Mmg003 is a very balearic record, with luscious keys and synthesised pipes floating on a liquid bed of House beats. Interlacing rhythms from an percussive orchestra coaxed from drum machines offer staccato counterpoint to the languid melodic arrangements, where the tracks appear both punchy and delicate at the same time.  

It’s music that’s evocative of an Iberian beach scene in the late eighties, including cabana shirts, cocktails in coconuts, and sun-drenched mustachioed men. You can almost smell the Coppertone tanning lotion on a track like “Kosmos”.

 

Luca Lozano, DJ Fett Burger – Hands Of Doom 2 (Klasse Wrecks) 12″

“REPRESS PLEASE REPRESS PLEASE REPRESS REPRESS PLEASE REPRESS PLEASE REPRESS !!!!!!!!!!;”  the people shouted on discogs and Klasse Wrecks accommodated. Fett Burger and Luca Lozano’s collaborative EP “Hands of Doom 2” is back on the shelves. The nineties-leaning, slowed down rave record was one of the best received records ever to make it out of Klasse Wrecks stable. It combined the playful Norwegian flair of Fett Burger with the UK roots of Luca Lozano in one of the most successful collaborations featuring either of these artists. The breakbeat arrangements, and the sidelong swipes at cues from early rave music – like that pitched hoover on “Signalrød” – makes for intriguing and captivating listening, especially in the context of a dance floor.
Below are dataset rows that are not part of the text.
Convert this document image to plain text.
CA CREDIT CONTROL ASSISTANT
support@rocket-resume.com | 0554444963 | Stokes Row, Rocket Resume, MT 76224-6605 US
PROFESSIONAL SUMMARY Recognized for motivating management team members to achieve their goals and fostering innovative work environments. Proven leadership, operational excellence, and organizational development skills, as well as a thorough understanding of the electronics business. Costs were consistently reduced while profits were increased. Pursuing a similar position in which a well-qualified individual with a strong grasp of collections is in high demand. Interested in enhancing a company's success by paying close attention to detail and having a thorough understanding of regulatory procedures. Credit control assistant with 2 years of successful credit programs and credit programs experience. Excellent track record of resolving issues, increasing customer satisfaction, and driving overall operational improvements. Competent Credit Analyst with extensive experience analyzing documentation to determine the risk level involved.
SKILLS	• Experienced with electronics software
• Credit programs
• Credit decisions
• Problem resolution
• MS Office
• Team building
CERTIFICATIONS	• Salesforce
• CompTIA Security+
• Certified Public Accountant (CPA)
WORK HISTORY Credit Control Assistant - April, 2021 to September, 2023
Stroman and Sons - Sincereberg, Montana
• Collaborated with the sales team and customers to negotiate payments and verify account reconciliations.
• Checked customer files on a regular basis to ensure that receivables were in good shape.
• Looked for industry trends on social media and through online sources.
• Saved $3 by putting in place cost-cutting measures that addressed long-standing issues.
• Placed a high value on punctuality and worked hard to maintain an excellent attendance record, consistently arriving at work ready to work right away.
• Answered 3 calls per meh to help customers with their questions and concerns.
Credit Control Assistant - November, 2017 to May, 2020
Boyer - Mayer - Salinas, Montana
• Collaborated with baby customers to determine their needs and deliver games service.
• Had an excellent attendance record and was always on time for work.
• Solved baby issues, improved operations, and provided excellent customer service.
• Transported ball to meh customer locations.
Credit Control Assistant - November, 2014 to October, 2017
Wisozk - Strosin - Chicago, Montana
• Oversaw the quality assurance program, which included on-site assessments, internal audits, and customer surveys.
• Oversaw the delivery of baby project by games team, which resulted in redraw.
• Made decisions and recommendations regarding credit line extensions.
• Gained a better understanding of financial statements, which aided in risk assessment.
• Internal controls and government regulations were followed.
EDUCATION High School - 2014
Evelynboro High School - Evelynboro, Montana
That sort of idiosyncratic cut-n-paste approach, where artists lend from familiar tropes, but make it their own with wholly individual take on these clichés are everything that Klasse Wrecks is about for this listener. Taking something familiar, fucking it up beyond all recognition, and then presenting it to its audience as something completely new, runs through every release on the Klasse Wrecks discography from the music to the artwork. The sights and sounds of Klasse Wrecks might be in vogue at the moments as trends conspired around it, but the label is certainly in a class of its own. For the last four years and beyond, they’ve quietly carved out a very niche sound and aesthetic that many are trying to copy or even appropriate as their own today, but there will always be only one original.